By Christopher GoffardLos Angeles Times
YORBA LINDA, Calif. — In the official narrative of the Richard Nixon Library & Birthplace, Carl Bernstein has long been one of the villains, a reporter whose name — along with that of former Washington Post colleague Bob Woodward — elicited special loathing.
That sentiment was on display at the Watergate exhibit that stood for years in the Yorba Linda library where a Nixon-approved text falsely accused the reporters of offering bribes to further their coverage of the scandal that drove the 37th president from office.
The exhibit was torn down in March, marking a symbolic turning point for an institution ridiculed by scholars since its 1990 opening. Another milestone came Monday: Bernstein visited for the first time. He pronounced it “a very moving experience.”
Touring the grounds before his scheduled speech, the reporter-turned-bestselling-author quietly entered the white clapboard farmhouse where Nixon was born. He peered at the piano where, as a boy, Nixon learned to play. He bent before a glass case to examine the marriage certificate of Nixon’s parents. He walked around the helicopter where Nixon took his final flight off the White House lawn.
“It’s impossible … not to feel some kind of strange kinship and not to feel part of this place,” Bernstein later told the crowd that filled a 300-seat auditorium.
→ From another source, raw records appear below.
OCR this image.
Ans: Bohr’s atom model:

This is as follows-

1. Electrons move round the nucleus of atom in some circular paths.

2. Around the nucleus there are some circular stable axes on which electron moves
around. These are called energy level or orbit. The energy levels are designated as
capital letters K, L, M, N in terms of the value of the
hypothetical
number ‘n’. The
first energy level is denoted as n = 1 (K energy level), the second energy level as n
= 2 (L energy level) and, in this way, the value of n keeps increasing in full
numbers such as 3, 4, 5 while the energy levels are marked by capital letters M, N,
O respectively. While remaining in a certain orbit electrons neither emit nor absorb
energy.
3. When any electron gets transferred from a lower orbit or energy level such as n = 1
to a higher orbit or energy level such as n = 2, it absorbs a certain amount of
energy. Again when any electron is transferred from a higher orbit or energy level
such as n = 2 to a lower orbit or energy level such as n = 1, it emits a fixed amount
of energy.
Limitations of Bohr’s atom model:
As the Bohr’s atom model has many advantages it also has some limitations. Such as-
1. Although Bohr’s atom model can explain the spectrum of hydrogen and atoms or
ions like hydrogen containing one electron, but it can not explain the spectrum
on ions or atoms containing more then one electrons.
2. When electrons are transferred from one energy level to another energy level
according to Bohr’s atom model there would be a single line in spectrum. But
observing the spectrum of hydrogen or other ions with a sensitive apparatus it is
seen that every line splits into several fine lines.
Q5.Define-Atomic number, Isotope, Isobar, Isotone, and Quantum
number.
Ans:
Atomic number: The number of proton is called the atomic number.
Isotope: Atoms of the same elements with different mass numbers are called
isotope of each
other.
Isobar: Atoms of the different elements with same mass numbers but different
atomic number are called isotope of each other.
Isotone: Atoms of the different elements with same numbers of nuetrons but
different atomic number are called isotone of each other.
Bernstein came at the invitation of Tim Naftali, the library’s first federal director, who in July presided over the library’s shift from a privately run facility — controlled by Nixon loyalists — to a National Archives institution. Among Naftali’s first acts was the dismantling of the Watergate exhibit that characterized the scandal as a “coup” hatched by the president’s enemies. He expects the new Watergate exhibit, which will feature first-person oral accounts by participants in the drama — including Bernstein — to open in January.
While the National Archives runs the library now, the Nixon Foundation runs the museum’s gift shop and funds exhibits, many of them celebratory. After touring the museum, Bernstein said he found the two functions were “a wonderful melding ” that helped cast Nixon on a human scale and conveyed “a magnificent feeling about a whole life lived.”
“Bob (Woodward) and I are bound in our lives to this man, and each of us has spent a lot of our lives thinking about him,” he said in an interview. “He’s a genuinely tragic figure, and you feel some of that tragedy here. He spent his life seeking the presidency and was forced to resign not because of his policy failures but because of his flaws.”
Bernstein, who was promoting his new Hillary Rodham Clinton biography, “A Woman In Charge,” said that if he had predicted in the late 1990s that he would be speaking at the Nixon Library about Clinton as a plausible next president, “I think I would have been accused of smoking something — inhaling.”
Not all those in attendance at his speech were aware of Bernstein’s iconic status. Sayra Morales, 26, a journalism student at Fullerton College, said she attended for extra credit. She said she is unfamiliar with the details of Nixon’s presidency, of Watergate, of Bernstein’s role in history. She knows him as the author of the Clinton biography.
“I’m not big on politics,” she said.
Absent for Bernstein’s appearance was John Taylor, the director of the Nixon Foundation who helped write the text of the original Watergate exhibit. Taylor was reportedly on vacation in Hawaii, though Naftali said he was aware of Bernstein’s visit and had “embraced” it.
Naftali said he was delighted with the crowd, which had turned out despite Bernstein’s notable lack of conservative credentials.
“I was told when I got here it couldn’t be done,” the new director said.